Met name laadinfrastructuur voor zware voertuigen vraagt om zware netaansluitingen
wat grote aandacht voor de tijdige inpassing vraagt. Daarop zet het kabinet ook in
binnen de EU in haar inzet op de Verordening uitrol Infrastructuur Alternatieve Energiedragers
(Alternative Fuel Infrastructure Regulation, AFIR)13. Bij iedere ambitie voor uitbreiding van (zware) netaansluitingen in het elektriciteitsnet,
is slim gebruik van het net randvoorwaardelijk om bestaande en toekomstige congestie
op het net tegen te gaan.
Het kabinet ondersteunt de doelstelling dat nieuw verkochte bussen in 2030 100% uitstootvrij
zijn. Nederland loopt vooruit op deze ontwikkeling. Het Kabinet steunt de voorgestelde
uitbreiding per 2030 van het aantal voertuigcategorieën dat onder de norm valt. Met
deze uitbreiding van genormeerde voertuigcategorieën valt 90% van de jaarlijks verkochte
voertuigen onder de nieuwe normen. Samen zorgen de categorieën die per 2030 onder
de norm vallen namelijk voor 95% van de totale CO2-uitstoot door bedrijfsvoertuigen. Het kabinet steunt het voorstel van de Commissie
om per 2030 de extra aanmoediging te schrappen voor fabrikanten om emissievrije en
emissiearme vrachtwagens te produceren (de zogenaamde «ZLEV-credits»). Het kabinet onderschrijft de argumentatie van de Commissie dat deze aanmoediging
tegen 2030 achterhaald is. De aanmoediging was bedoeld als aanjager voor het vergroten
van het marktaandeel van emissieloze voertuigen aan het begin van de transitie. Het
kabinet steunt de keuze van de Commissie om geen specifieke methodologie («e-fuel credits») te introduceren die de CO2-winst van hernieuwbare en emissiearme brandstoffen meerekent als bijdrage aan de
emissiereductie door autoproducenten. Het kabinet onderschrijft de argumentatie van
de Commissie dat hernieuwbare en emissiearme brandstoffen al gereguleerd worden via
de Richtlijn hernieuwbare energie, waardoor opname in het voorstel niet kosteneffectief
is en de rollen van brandstofproducenten, vrachtwagenfabrikanten en transporteurs
worden vermengd. Dit ondermijnt de effectiviteit van regelgeving en geeft te veel
administratieve last.
Het voorstel bevat een aanpassing van de definitie van emissieloos vervoer. In het
voorstel is de grens uit de huidige normstelling aangepast van 1 gram CO2-uitstoot per kilowattuur motorvermogen naar 5 gram CO2-uitstoot per tonkilometer. Hiermee voldoet ook technologie waarbij waterstof gebruikt
wordt in een verbrandingsmotor aan deze norm. Het kabinet zal aan de Commissie verduidelijking
vragen over de gekozen hoogte van deze huidige norm in verbrandingsmotorentechnologie.

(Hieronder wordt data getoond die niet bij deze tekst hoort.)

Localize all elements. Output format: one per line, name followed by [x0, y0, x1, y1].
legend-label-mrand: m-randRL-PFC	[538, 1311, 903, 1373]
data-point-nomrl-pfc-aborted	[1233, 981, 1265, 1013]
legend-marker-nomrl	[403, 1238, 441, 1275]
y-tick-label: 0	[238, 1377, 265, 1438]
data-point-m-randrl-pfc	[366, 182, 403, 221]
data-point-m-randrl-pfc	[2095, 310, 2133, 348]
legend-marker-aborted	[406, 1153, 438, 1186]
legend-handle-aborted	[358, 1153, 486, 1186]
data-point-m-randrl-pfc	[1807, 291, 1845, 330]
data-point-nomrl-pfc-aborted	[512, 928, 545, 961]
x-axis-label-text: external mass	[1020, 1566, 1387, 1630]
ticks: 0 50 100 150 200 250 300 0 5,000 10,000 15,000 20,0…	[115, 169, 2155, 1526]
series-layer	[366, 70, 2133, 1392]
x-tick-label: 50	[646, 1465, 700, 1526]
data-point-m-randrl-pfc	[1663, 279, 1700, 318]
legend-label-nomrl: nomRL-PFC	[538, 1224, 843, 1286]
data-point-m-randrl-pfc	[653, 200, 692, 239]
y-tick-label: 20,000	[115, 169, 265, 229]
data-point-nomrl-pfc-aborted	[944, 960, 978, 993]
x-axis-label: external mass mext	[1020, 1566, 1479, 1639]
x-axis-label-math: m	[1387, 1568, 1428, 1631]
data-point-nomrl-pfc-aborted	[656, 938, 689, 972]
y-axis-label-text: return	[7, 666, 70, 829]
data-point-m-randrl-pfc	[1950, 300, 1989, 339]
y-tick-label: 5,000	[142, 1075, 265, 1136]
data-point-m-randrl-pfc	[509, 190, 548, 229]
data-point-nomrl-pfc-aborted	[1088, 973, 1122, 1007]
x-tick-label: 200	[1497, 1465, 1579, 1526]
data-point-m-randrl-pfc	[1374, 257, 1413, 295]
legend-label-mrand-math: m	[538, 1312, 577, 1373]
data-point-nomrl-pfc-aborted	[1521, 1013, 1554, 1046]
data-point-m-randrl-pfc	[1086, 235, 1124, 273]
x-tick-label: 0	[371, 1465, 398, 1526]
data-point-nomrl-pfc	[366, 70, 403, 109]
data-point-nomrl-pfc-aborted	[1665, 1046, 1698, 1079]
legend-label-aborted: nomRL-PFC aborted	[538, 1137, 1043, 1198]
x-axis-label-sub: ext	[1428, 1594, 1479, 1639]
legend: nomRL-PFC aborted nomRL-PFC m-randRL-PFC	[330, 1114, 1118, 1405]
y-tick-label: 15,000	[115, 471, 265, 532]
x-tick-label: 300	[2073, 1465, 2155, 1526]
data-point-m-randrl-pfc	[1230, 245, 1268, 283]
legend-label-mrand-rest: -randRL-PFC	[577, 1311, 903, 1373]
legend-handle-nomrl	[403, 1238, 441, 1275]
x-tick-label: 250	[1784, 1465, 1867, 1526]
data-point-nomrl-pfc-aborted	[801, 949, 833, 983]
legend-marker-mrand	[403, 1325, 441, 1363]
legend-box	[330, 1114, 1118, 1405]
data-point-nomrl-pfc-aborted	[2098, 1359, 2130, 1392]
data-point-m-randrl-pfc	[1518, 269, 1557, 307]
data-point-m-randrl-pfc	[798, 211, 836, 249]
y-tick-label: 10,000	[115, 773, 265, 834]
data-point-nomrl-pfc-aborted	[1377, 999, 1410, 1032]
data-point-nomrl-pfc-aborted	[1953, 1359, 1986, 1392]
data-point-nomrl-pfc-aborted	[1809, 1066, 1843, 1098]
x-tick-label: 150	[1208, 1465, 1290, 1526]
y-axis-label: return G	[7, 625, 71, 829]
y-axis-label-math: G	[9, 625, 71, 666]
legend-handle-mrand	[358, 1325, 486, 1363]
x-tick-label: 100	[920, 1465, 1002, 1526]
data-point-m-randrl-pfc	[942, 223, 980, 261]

Het kabinet steunt de opname van een bepaling over de leveringszekerheid van publiek
ingekochte goederen en diensten waarbij onder het voorstel vallende zware bedrijfsvoertuigen
betrokken zijn. Het kabinet zal aan de Commissie verduidelijking vragen over de voorgestelde
wegingsfactor voor leveringszekerheid in het keuzeproces bij opdrachtverlening. De
verhouding van deze wegingsfactor ten opzichte van de weging van andere aspecten van
maatschappelijk verantwoord inkopen is niet duidelijk.
Gevolgen voor de brede welvaart
De Tweede Kamer verzoekt met de gewijzigde motie van het lid Van Raan14 om bij voorstellen voortkomend uit de Green Deal rekening te houden met welvaart
in brede zin. Het kabinet kijkt bij welvaart in brede zin naar vier aspecten: kwaliteit
van leven voor huidige generaties, kapitaalvoorraden voor latere generaties, grensoverschrijdende
effecten en de verdeling van kosten en baten. Ten aanzien van dit voorstel worden
de effecten op alle vier de aspecten door het kabinet als positief beoordeeld. De
maatschappelijke baten van het aanscherpen van de CO2-normen voor zware voertuigen zullen alle groepen van de samenleving ten goede komen.
Hierbij valt te denken aan de positieve impact op klimaat en milieu, volksgezondheid
en economie. Het kabinet beoordeelt de impact van het voorstel op de kwaliteit van
leven voor huidige en toekomstige generaties als positief, gezien de beoogde lagere
CO2-uitstoot en de verwachte positieve impact hiervan op het klimaat. Door de reductie
van fijnstof heeft dit voorstel ook een positief gezondheidseffect. De nieuwe normen
dragen bij aan een reductie van luchtverontreiniging van 7 tot 17% in 2035, van 15%
tot 38% in 2040 en van 66 tot 80% in 2050. Het kabinet beoordeelt de bijdrage aan
de energiezekerheid positief gezien de reductie van het energiegebruik en de import
van dieselbrandstof. Het kabinet beoordeelt de maatschappelijke kosten en baten van
het voorstel als positief gebaseerd op de impact assessment van de Commissie. Het
kabinet beziet grensoverschrijdende effecten positief, omdat de uitstoot van CO2 grensoverschrijdende impact heeft op de verandering van het klimaat.
c) Eerste inschatting van krachtenveld
Nederland heeft samen met drie andere lidstaten (België, Luxemburg en Denemarken)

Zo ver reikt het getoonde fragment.